3 replies: All unread, jump to last
User currently offlineXXXX10 From United Kingdom, joined Jan 2000, 779 posts, RR: 0
Reply 1, posted (14 years 5 months 3 weeks 10 hours ago) and read 1101 times:

The 146 is one of the few civil jets to have a fixed tailplane, perhaps this has something to do with it

User currently offlineMetwrench From United States of America, joined Aug 2001, 750 posts, RR: 2
Reply 2, posted (14 years 5 months 2 weeks 6 days 11 hours ago) and read 1087 times:

I don't have all the manuals I originaly thought I did, will go out to the archives next weekend and search again.

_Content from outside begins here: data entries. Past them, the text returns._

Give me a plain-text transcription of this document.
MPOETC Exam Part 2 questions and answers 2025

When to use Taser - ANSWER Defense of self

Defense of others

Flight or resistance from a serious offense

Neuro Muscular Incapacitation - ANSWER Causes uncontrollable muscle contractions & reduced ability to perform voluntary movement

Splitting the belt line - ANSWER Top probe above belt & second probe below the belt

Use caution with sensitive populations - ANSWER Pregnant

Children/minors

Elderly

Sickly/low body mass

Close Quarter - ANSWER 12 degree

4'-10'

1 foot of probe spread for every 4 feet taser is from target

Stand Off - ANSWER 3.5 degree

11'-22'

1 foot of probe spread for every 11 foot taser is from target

It's been 18 years since I last worked on this airframe, but as memory serves me.....

The elevators are free floating, no direct input from the yoke. The tabs are the only direct link to the yoke, ie. servo tabs. It is common to see the elevators split when parked tail into the wind or taxiing down wind. airspeed will fair the elevators and back pressure on the yoke will actually move the tabs down forcing the elevators up. Auto-pilot servo's also actuate the tabs.


User currently offlineMusang From United Kingdom, joined Apr 2001, 920 posts, RR: 6
Reply 3, posted (14 years 5 months 2 weeks 6 days 3 hours ago) and read 1083 times:

To add to Metwrench's explanation, the inboard tabs are the servo tabs, each side is connected to the same side control column, the columns being connected under the cockpit floor by spring-loaded disconnect system, in case of pitch system jam on one side.

60 lbs force will break out the disconnect, then you discover which side was jammed and which pilot still has pitch control.

Each servo tab circuit has a "blow back spring" to limit the tab's authority according to airspeed.

Trim tabs are the outboard sections, and are controlled conventionally by cables, rods and screw jacks. Inputs are the thumb operated trim switches, manual trim wheels, and the autopilot.